Through government programs like Janani Suraksha Yojana (JSY)and Janani Shishu Suraksha Karyakram (JSSK), the government has increased the volume of institutional deliveries by about 40 percentage points in recent years. However, improvements in infrastructure and human resources (skilled professionals) have not been commensurate with the increase in patient volume. As a result, we have a workforce that is exhausted and stretched beyond human capacity. In such an environment, mothers are subjected to a greater degree of abuse and rude behaviour by a weary and overburdened health care staff. The government must scale up skilled human resource in labour rooms to meet the increasing demand of institutional births.
Fortunately, with the launch of LaQshya, a Labour Room Quality Improvement Initiative, India is now acknowledging and promoting the concept of birth companionship, a key component of Respectful Maternity Care. In an innovative move aimed at reducing maternal and child mortality, the government has taken a transformative decision to allow a companion of choice for all women in labour. The presence of a birth companion helps reduce the risk of disrespect and abuse in the birthing room. It is a tragedy that the majority of women in India, despite the government’s directive, continue to birth alone. No woman should birth alone. This too is a violation of her human rights in childbirth.

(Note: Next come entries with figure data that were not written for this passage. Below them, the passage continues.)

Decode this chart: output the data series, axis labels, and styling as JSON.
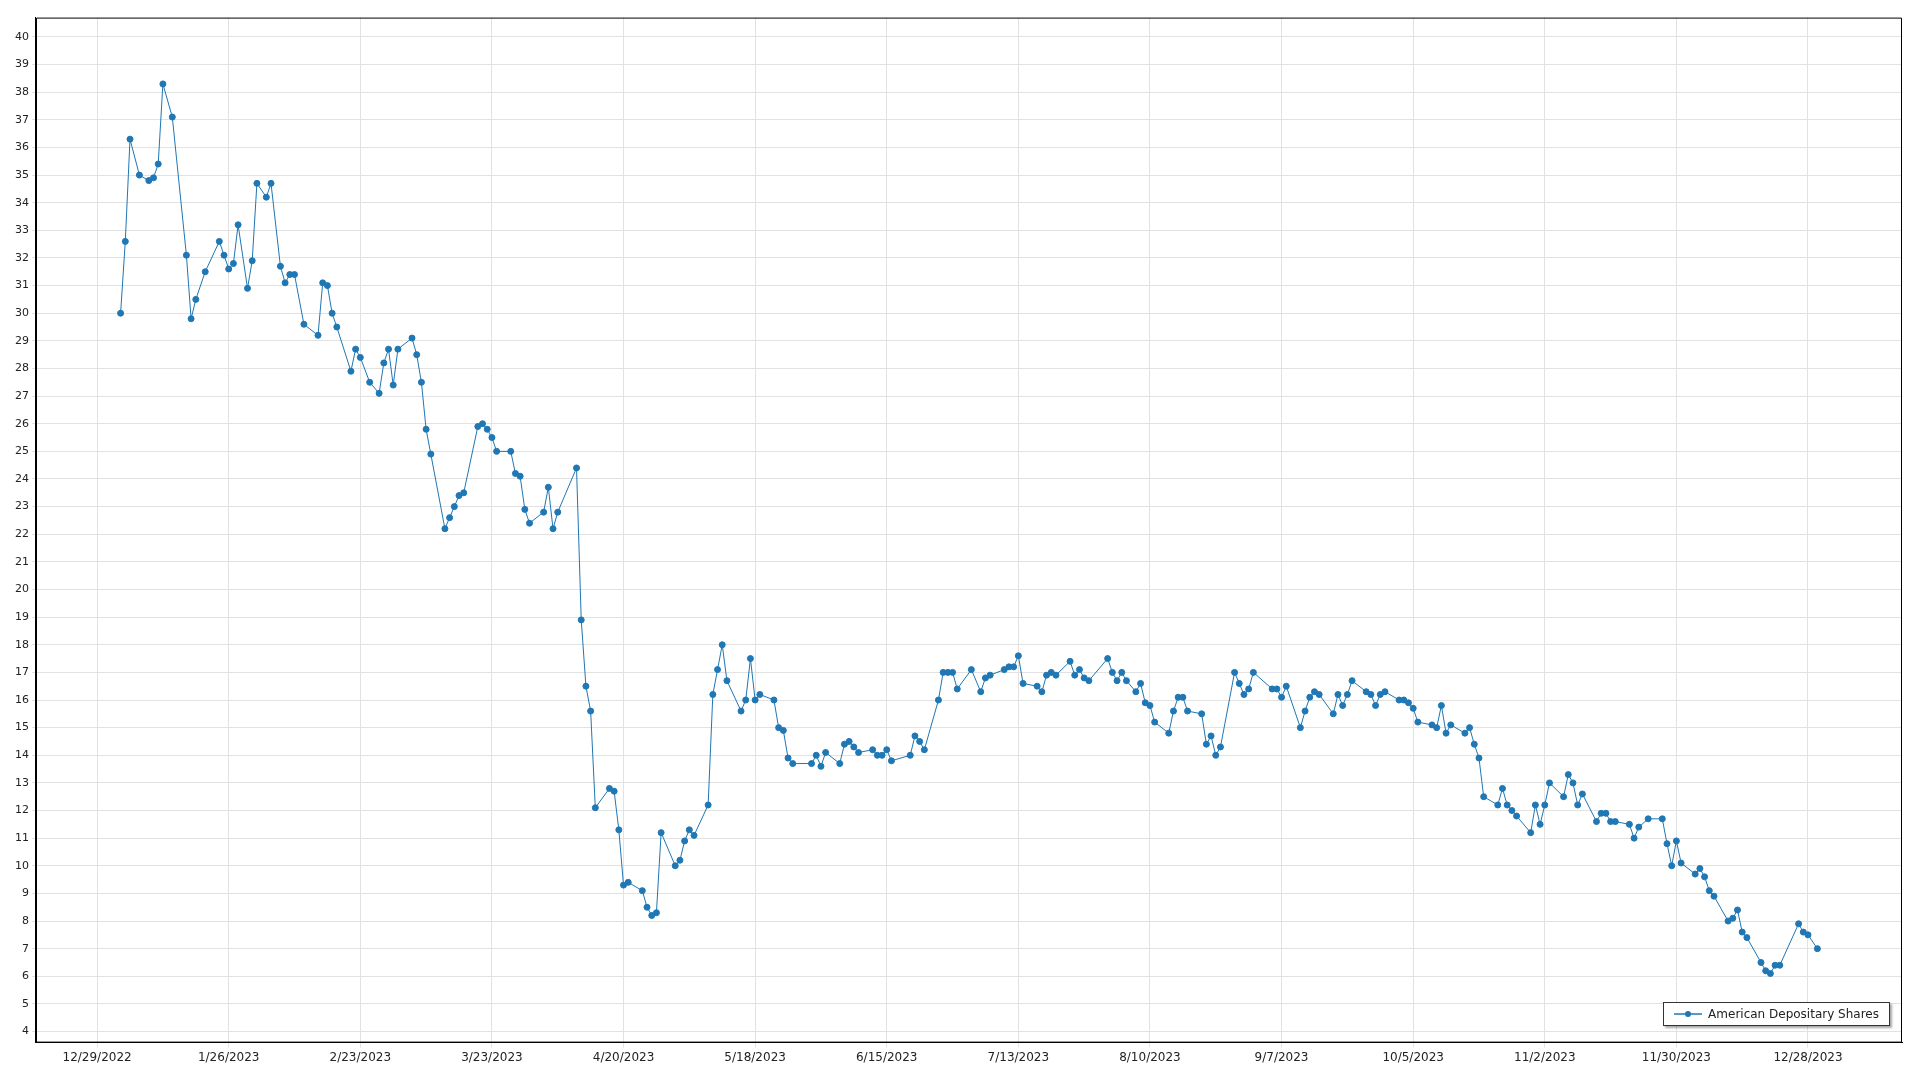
{
  "chart_data": {
    "type": "line",
    "legend": "bottom right",
    "grid": true,
    "marker": "circle",
    "xlim": [
      "2022-12-16",
      "2024-01-17"
    ],
    "xticks": [
      {
        "value": "2022-12-29",
        "label": "12/29/2022"
      },
      {
        "value": "2023-01-26",
        "label": "1/26/2023"
      },
      {
        "value": "2023-02-23",
        "label": "2/23/2023"
      },
      {
        "value": "2023-03-23",
        "label": "3/23/2023"
      },
      {
        "value": "2023-04-20",
        "label": "4/20/2023"
      },
      {
        "value": "2023-05-18",
        "label": "5/18/2023"
      },
      {
        "value": "2023-06-15",
        "label": "6/15/2023"
      },
      {
        "value": "2023-07-13",
        "label": "7/13/2023"
      },
      {
        "value": "2023-08-10",
        "label": "8/10/2023"
      },
      {
        "value": "2023-09-07",
        "label": "9/7/2023"
      },
      {
        "value": "2023-10-05",
        "label": "10/5/2023"
      },
      {
        "value": "2023-11-02",
        "label": "11/2/2023"
      },
      {
        "value": "2023-11-30",
        "label": "11/30/2023"
      },
      {
        "value": "2023-12-28",
        "label": "12/28/2023"
      }
    ],
    "ylim": [
      3.6,
      40.7
    ],
    "yticks": [
      4,
      5,
      6,
      7,
      8,
      9,
      10,
      11,
      12,
      13,
      14,
      15,
      16,
      17,
      18,
      19,
      20,
      21,
      22,
      23,
      24,
      25,
      26,
      27,
      28,
      29,
      30,
      31,
      32,
      33,
      34,
      35,
      36,
      37,
      38,
      39,
      40
    ],
    "series": [
      {
        "name": "American Depositary Shares",
        "color": "#1f77b4",
        "x": [
          "2023-01-03",
          "2023-01-04",
          "2023-01-05",
          "2023-01-07",
          "2023-01-09",
          "2023-01-10",
          "2023-01-11",
          "2023-01-12",
          "2023-01-14",
          "2023-01-17",
          "2023-01-18",
          "2023-01-19",
          "2023-01-21",
          "2023-01-24",
          "2023-01-25",
          "2023-01-26",
          "2023-01-27",
          "2023-01-28",
          "2023-01-30",
          "2023-01-31",
          "2023-02-01",
          "2023-02-03",
          "2023-02-04",
          "2023-02-06",
          "2023-02-07",
          "2023-02-08",
          "2023-02-09",
          "2023-02-11",
          "2023-02-14",
          "2023-02-15",
          "2023-02-16",
          "2023-02-17",
          "2023-02-18",
          "2023-02-21",
          "2023-02-22",
          "2023-02-23",
          "2023-02-25",
          "2023-02-27",
          "2023-02-28",
          "2023-03-01",
          "2023-03-02",
          "2023-03-03",
          "2023-03-06",
          "2023-03-07",
          "2023-03-08",
          "2023-03-09",
          "2023-03-10",
          "2023-03-13",
          "2023-03-14",
          "2023-03-15",
          "2023-03-16",
          "2023-03-17",
          "2023-03-20",
          "2023-03-21",
          "2023-03-22",
          "2023-03-23",
          "2023-03-24",
          "2023-03-27",
          "2023-03-28",
          "2023-03-29",
          "2023-03-30",
          "2023-03-31",
          "2023-04-03",
          "2023-04-04",
          "2023-04-05",
          "2023-04-06",
          "2023-04-10",
          "2023-04-11",
          "2023-04-12",
          "2023-04-13",
          "2023-04-14",
          "2023-04-17",
          "2023-04-18",
          "2023-04-19",
          "2023-04-20",
          "2023-04-21",
          "2023-04-24",
          "2023-04-25",
          "2023-04-26",
          "2023-04-27",
          "2023-04-28",
          "2023-05-01",
          "2023-05-02",
          "2023-05-03",
          "2023-05-04",
          "2023-05-05",
          "2023-05-08",
          "2023-05-09",
          "2023-05-10",
          "2023-05-11",
          "2023-05-12",
          "2023-05-15",
          "2023-05-16",
          "2023-05-17",
          "2023-05-18",
          "2023-05-19",
          "2023-05-22",
          "2023-05-23",
          "2023-05-24",
          "2023-05-25",
          "2023-05-26",
          "2023-05-30",
          "2023-05-31",
          "2023-06-01",
          "2023-06-02",
          "2023-06-05",
          "2023-06-06",
          "2023-06-07",
          "2023-06-08",
          "2023-06-09",
          "2023-06-12",
          "2023-06-13",
          "2023-06-14",
          "2023-06-15",
          "2023-06-16",
          "2023-06-20",
          "2023-06-21",
          "2023-06-22",
          "2023-06-23",
          "2023-06-26",
          "2023-06-27",
          "2023-06-28",
          "2023-06-29",
          "2023-06-30",
          "2023-07-03",
          "2023-07-05",
          "2023-07-06",
          "2023-07-07",
          "2023-07-10",
          "2023-07-11",
          "2023-07-12",
          "2023-07-13",
          "2023-07-14",
          "2023-07-17",
          "2023-07-18",
          "2023-07-19",
          "2023-07-20",
          "2023-07-21",
          "2023-07-24",
          "2023-07-25",
          "2023-07-26",
          "2023-07-27",
          "2023-07-28",
          "2023-08-01",
          "2023-08-02",
          "2023-08-03",
          "2023-08-04",
          "2023-08-05",
          "2023-08-07",
          "2023-08-08",
          "2023-08-09",
          "2023-08-10",
          "2023-08-11",
          "2023-08-14",
          "2023-08-15",
          "2023-08-16",
          "2023-08-17",
          "2023-08-18",
          "2023-08-21",
          "2023-08-22",
          "2023-08-23",
          "2023-08-24",
          "2023-08-25",
          "2023-08-28",
          "2023-08-29",
          "2023-08-30",
          "2023-08-31",
          "2023-09-01",
          "2023-09-05",
          "2023-09-06",
          "2023-09-07",
          "2023-09-08",
          "2023-09-11",
          "2023-09-12",
          "2023-09-13",
          "2023-09-14",
          "2023-09-15",
          "2023-09-18",
          "2023-09-19",
          "2023-09-20",
          "2023-09-21",
          "2023-09-22",
          "2023-09-25",
          "2023-09-26",
          "2023-09-27",
          "2023-09-28",
          "2023-09-29",
          "2023-10-02",
          "2023-10-03",
          "2023-10-04",
          "2023-10-05",
          "2023-10-06",
          "2023-10-09",
          "2023-10-10",
          "2023-10-11",
          "2023-10-12",
          "2023-10-13",
          "2023-10-16",
          "2023-10-17",
          "2023-10-18",
          "2023-10-19",
          "2023-10-20",
          "2023-10-23",
          "2023-10-24",
          "2023-10-25",
          "2023-10-26",
          "2023-10-27",
          "2023-10-30",
          "2023-10-31",
          "2023-11-01",
          "2023-11-02",
          "2023-11-03",
          "2023-11-06",
          "2023-11-07",
          "2023-11-08",
          "2023-11-09",
          "2023-11-10",
          "2023-11-13",
          "2023-11-14",
          "2023-11-15",
          "2023-11-16",
          "2023-11-17",
          "2023-11-20",
          "2023-11-21",
          "2023-11-22",
          "2023-11-24",
          "2023-11-27",
          "2023-11-28",
          "2023-11-29",
          "2023-11-30",
          "2023-12-01",
          "2023-12-04",
          "2023-12-05",
          "2023-12-06",
          "2023-12-07",
          "2023-12-08",
          "2023-12-11",
          "2023-12-12",
          "2023-12-13",
          "2023-12-14",
          "2023-12-15",
          "2023-12-18",
          "2023-12-19",
          "2023-12-20",
          "2023-12-21",
          "2023-12-22",
          "2023-12-26",
          "2023-12-27",
          "2023-12-28",
          "2023-12-30"
        ],
        "values": [
          30.0,
          32.6,
          36.3,
          35.0,
          34.8,
          34.9,
          35.4,
          38.3,
          37.1,
          32.1,
          29.8,
          30.5,
          31.5,
          32.6,
          32.1,
          31.6,
          31.8,
          33.2,
          30.9,
          31.9,
          34.7,
          34.2,
          34.7,
          31.7,
          31.1,
          31.4,
          31.4,
          29.6,
          29.2,
          31.1,
          31.0,
          30.0,
          29.5,
          27.9,
          28.7,
          28.4,
          27.5,
          27.1,
          28.2,
          28.7,
          27.4,
          28.7,
          29.1,
          28.5,
          27.5,
          25.8,
          24.9,
          22.2,
          22.6,
          23.0,
          23.4,
          23.5,
          25.9,
          26.0,
          25.8,
          25.5,
          25.0,
          25.0,
          24.2,
          24.1,
          22.9,
          22.4,
          22.8,
          23.7,
          22.2,
          22.8,
          24.4,
          18.9,
          16.5,
          15.6,
          12.1,
          12.8,
          12.7,
          11.3,
          9.3,
          9.4,
          9.1,
          8.5,
          8.2,
          8.3,
          11.2,
          10.0,
          10.2,
          10.9,
          11.3,
          11.1,
          12.2,
          16.2,
          17.1,
          18.0,
          16.7,
          15.6,
          16.0,
          17.5,
          16.0,
          16.2,
          16.0,
          15.0,
          14.9,
          13.9,
          13.7,
          13.7,
          14.0,
          13.6,
          14.1,
          13.7,
          14.4,
          14.5,
          14.3,
          14.1,
          14.2,
          14.0,
          14.0,
          14.2,
          13.8,
          14.0,
          14.7,
          14.5,
          14.2,
          16.0,
          17.0,
          17.0,
          17.0,
          16.4,
          17.1,
          16.3,
          16.8,
          16.9,
          17.1,
          17.2,
          17.2,
          17.6,
          16.6,
          16.5,
          16.3,
          16.9,
          17.0,
          16.9,
          17.4,
          16.9,
          17.1,
          16.8,
          16.7,
          17.5,
          17.0,
          16.7,
          17.0,
          16.7,
          16.3,
          16.6,
          15.9,
          15.8,
          15.2,
          14.8,
          15.6,
          16.1,
          16.1,
          15.6,
          15.5,
          14.4,
          14.7,
          14.0,
          14.3,
          17.0,
          16.6,
          16.2,
          16.4,
          17.0,
          16.4,
          16.4,
          16.1,
          16.5,
          15.0,
          15.6,
          16.1,
          16.3,
          16.2,
          15.5,
          16.2,
          15.8,
          16.2,
          16.7,
          16.3,
          16.2,
          15.8,
          16.2,
          16.3,
          16.0,
          16.0,
          15.9,
          15.7,
          15.2,
          15.1,
          15.0,
          15.8,
          14.8,
          15.1,
          14.8,
          15.0,
          14.4,
          13.9,
          12.5,
          12.2,
          12.8,
          12.2,
          12.0,
          11.8,
          11.2,
          12.2,
          11.5,
          12.2,
          13.0,
          12.5,
          13.3,
          13.0,
          12.2,
          12.6,
          11.6,
          11.9,
          11.9,
          11.6,
          11.6,
          11.5,
          11.0,
          11.4,
          11.7,
          11.7,
          10.8,
          10.0,
          10.9,
          10.1,
          9.7,
          9.9,
          9.6,
          9.1,
          8.9,
          8.0,
          8.1,
          8.4,
          7.6,
          7.4,
          6.5,
          6.2,
          6.1,
          6.4,
          6.4,
          7.9,
          7.6,
          7.5,
          7.0
        ]
      }
    ]
  }
}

Undergraduate medical education must include teaching students about Respectful Maternity Care and why kindness and compassion are important in the birthing process. Teaching young minds the essence of humanised birth will go a long way in establishing Respectful Maternity Care as a norm.
The obstetric community in this country must make Respectful Maternity Care a vital component of childbirth. We must all work towards shaping a world where everyone who is a part of a women’s journey to motherhood is sensitised to be respectful and compassionate towards women in labour. We must remember it is not a privilege, but the basic human right of every pregnant woman.
(Dr Evita Fernandez is the Managing Director and Senior Consultant Obstetrician at Fernandez Hospital, Hyderabad.)